Here is the Peach Ice Cream recipe with the same ingredients and basic method as the original. I added more details to the directions to make it a bit more clear by today's standards in recipe writing and left out the information about cracked ice and rock salt....
Peach Ice Cream
(makes about 1 1/2 quarts)
6 egg yolks
2 cups whole milk
1 cup sugar
1/4 teaspoon salt
2 cups heavy cream
1 teaspoon almond extract
2 cups sweetened, crushed peaches (2 cups peaches plus 2-3 tablespoons sugar or more to taste), chilled 4-6 hours
In the top part of a double boiler, beat egg yolks and milk with a wire whisk until well blended. Add sugar and salt. Cook, stirring constantly, over hot, not boiling water until the mixture is thick enough to coat a metal spoon. Let cool for 10 minutes, then add cream and almond extract. Refrigerate 4-6 hours before freezing in an ice cream maker according to manufacturer directions. Add 2 cups sweetened peaches half way through the freezing process. Store ice cream in airtight containers in freezer. Allow to set for 2-3 hours before serving.

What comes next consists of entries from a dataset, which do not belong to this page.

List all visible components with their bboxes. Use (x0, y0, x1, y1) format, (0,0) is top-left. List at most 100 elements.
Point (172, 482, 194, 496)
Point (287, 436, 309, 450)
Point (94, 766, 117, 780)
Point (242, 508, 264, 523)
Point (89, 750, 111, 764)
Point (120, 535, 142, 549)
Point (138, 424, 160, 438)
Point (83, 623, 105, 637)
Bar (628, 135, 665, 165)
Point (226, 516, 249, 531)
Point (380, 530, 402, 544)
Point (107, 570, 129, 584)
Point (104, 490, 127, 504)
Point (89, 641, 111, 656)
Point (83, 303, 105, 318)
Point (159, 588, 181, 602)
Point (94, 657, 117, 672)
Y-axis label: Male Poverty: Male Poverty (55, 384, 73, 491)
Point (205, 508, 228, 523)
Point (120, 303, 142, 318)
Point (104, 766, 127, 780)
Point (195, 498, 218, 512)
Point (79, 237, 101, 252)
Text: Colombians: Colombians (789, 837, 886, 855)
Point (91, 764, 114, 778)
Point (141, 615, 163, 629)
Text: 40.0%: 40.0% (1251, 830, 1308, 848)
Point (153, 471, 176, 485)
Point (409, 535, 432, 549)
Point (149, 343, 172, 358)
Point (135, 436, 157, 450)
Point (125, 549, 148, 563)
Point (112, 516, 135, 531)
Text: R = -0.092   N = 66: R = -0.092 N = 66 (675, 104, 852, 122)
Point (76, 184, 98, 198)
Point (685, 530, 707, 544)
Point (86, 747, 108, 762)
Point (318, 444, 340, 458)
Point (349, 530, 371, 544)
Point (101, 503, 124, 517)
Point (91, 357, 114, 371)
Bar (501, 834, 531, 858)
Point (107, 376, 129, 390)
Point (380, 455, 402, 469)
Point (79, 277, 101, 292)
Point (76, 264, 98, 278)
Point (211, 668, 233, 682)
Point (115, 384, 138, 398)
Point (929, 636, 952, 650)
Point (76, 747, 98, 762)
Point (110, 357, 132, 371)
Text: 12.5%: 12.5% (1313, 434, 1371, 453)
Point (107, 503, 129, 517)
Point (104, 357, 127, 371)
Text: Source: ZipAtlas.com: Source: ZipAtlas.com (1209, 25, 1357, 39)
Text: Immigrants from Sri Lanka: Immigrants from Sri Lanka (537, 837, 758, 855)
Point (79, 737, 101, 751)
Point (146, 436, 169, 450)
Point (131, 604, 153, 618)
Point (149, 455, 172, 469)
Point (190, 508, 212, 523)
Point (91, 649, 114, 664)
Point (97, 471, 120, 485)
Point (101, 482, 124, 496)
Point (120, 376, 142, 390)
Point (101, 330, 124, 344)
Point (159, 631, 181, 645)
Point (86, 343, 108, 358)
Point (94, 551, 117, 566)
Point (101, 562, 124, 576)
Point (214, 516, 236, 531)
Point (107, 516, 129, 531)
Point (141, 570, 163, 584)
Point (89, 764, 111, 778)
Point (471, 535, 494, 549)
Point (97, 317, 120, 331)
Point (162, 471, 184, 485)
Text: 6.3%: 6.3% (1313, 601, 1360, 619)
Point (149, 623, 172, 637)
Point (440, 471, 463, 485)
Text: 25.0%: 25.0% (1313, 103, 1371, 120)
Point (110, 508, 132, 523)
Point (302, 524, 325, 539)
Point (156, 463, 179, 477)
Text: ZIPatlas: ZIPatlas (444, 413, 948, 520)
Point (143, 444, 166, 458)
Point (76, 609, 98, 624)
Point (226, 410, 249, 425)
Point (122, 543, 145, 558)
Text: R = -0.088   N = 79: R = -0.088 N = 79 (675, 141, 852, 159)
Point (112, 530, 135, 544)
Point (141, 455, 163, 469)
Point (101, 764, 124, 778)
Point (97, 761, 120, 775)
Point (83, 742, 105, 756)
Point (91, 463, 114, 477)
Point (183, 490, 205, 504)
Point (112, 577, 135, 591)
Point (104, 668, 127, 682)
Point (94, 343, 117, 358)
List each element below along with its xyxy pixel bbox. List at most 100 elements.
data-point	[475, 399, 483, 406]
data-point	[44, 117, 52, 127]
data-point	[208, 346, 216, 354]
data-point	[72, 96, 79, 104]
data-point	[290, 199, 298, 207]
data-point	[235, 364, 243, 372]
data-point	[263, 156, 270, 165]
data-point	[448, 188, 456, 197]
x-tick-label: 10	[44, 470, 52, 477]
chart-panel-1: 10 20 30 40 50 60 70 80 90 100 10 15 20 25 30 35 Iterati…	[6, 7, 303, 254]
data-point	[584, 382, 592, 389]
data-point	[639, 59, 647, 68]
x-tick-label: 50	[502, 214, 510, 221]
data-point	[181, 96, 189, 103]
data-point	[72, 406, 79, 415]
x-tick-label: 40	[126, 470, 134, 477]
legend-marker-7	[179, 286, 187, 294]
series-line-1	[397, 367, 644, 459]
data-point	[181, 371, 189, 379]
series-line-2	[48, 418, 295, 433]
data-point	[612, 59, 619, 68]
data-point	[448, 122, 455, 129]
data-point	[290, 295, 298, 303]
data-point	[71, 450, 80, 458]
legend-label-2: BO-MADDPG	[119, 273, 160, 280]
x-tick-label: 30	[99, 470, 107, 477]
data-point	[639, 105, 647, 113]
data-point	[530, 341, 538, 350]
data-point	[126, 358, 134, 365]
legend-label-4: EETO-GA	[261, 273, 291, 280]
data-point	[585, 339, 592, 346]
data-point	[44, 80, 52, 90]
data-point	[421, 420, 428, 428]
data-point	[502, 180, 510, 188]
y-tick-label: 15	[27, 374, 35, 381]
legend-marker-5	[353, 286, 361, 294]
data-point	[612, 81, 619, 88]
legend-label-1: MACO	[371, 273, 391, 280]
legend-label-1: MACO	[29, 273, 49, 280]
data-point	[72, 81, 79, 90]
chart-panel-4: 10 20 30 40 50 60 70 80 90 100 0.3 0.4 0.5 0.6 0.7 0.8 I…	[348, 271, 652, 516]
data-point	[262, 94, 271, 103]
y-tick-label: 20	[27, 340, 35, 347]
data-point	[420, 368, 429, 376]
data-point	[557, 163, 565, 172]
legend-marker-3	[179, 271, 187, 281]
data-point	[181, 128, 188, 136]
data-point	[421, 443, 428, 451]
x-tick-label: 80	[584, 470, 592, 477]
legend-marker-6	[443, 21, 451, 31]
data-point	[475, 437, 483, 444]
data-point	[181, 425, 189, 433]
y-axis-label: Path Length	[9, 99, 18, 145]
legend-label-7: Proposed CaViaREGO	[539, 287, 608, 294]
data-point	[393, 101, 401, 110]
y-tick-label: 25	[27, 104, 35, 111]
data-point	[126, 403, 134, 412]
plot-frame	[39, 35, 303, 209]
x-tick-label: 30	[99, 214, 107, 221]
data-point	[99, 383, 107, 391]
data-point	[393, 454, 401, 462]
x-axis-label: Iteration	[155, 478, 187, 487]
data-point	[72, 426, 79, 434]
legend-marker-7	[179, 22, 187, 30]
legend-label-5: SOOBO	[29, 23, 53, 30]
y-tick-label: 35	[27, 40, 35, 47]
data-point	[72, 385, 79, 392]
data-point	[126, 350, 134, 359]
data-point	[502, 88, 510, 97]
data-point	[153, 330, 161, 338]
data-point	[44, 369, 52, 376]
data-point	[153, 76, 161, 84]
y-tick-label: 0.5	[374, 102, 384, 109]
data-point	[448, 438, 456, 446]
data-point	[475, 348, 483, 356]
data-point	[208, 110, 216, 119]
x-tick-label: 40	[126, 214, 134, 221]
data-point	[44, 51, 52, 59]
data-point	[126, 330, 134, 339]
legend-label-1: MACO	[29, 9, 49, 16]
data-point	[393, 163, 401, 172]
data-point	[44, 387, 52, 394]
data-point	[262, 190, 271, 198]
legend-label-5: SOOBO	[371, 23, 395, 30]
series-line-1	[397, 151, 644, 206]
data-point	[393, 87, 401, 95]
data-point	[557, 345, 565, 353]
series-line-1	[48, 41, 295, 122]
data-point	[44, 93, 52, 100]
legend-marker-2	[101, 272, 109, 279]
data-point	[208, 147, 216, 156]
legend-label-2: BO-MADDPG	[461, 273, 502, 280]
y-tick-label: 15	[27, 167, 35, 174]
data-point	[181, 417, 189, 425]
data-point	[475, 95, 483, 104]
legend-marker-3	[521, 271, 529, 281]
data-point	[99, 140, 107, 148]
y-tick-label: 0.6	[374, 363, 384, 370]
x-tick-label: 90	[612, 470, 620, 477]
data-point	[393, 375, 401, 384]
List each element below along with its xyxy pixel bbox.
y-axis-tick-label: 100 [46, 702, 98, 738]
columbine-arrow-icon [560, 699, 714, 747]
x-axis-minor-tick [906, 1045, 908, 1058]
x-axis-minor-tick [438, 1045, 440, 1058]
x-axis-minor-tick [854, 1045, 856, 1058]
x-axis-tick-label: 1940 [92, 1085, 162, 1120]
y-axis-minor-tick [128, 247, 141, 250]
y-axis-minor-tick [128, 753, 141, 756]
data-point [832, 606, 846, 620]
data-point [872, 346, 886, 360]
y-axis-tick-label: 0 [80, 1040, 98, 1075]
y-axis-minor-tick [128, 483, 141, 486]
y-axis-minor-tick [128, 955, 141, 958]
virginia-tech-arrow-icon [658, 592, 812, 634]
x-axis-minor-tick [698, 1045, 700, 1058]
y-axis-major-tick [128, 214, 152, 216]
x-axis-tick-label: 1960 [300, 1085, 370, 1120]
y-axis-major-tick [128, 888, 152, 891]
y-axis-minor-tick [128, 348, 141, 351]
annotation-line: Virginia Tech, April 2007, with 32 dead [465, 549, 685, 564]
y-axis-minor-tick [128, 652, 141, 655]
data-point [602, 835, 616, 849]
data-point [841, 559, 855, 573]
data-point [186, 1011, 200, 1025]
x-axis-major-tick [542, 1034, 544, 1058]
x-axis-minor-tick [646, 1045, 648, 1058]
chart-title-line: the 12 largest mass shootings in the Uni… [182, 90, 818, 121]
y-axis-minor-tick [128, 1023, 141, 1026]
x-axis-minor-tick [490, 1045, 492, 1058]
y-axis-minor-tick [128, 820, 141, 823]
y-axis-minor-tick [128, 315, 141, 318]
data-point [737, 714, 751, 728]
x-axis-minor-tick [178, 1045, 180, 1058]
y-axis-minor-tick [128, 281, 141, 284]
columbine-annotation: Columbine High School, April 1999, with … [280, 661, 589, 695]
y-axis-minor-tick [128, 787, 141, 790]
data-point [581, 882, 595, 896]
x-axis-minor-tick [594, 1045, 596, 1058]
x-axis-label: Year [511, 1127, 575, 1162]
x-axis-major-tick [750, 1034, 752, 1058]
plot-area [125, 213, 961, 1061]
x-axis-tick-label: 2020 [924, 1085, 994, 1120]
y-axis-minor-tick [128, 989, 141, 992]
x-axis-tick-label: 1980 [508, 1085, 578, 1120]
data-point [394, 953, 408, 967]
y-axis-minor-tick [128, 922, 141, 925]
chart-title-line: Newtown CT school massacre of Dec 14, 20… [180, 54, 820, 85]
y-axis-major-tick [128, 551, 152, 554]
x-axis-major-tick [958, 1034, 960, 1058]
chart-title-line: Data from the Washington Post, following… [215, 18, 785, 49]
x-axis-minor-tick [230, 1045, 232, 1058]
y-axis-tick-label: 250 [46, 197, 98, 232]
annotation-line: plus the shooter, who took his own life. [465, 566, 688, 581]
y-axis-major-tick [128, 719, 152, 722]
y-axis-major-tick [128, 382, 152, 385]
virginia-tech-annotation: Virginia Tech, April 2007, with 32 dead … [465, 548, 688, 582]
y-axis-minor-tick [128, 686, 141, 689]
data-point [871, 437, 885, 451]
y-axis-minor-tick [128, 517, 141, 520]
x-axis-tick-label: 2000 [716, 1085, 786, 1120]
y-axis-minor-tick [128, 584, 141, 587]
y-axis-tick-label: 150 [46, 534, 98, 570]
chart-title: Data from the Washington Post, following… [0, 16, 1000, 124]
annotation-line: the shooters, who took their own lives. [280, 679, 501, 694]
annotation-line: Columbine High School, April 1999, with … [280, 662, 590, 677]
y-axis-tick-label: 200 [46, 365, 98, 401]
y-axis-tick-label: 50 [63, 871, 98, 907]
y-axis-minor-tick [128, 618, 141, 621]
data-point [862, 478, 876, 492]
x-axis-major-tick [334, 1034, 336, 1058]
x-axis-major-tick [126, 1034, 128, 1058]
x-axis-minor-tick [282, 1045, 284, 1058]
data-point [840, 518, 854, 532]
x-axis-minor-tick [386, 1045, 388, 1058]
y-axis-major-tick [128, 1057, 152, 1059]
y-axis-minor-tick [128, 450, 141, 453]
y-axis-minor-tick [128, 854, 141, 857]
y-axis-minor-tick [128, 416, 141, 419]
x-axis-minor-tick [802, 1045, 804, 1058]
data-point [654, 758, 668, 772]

This is a super quick ice cream recipe, one that I made to go along with the Peach Ice Cream since Chocolate Chip is my mother's ultimate favorite. It was deemed a success and a lot easier to pull off, if you have less time and patience.
Chocolate Chip Ice Cream
(makes 1 1/2 quarts)
1 cup sugar
1 cup whole milk
2 cups heavy cream
1 teaspoon vanilla
6 oz. mini semi-sweet morsels
In a bowl, whisk together the milk and sugar until the sugar is dissolved. Stir in the heavy cream and vanilla and whisk to combine well.
Turn on ice cream maker and pour the mixture in, following the manufacturer directions. Churn ice cream for about 25-30 minutes until frozen. During the last five minutes, add the mini morsels and allow the paddle to incorporate them into the ice cream. Scoop out ice cream into air tight containers and store in freezer. Allow ice cream to firm up for 1-2 hours before serving.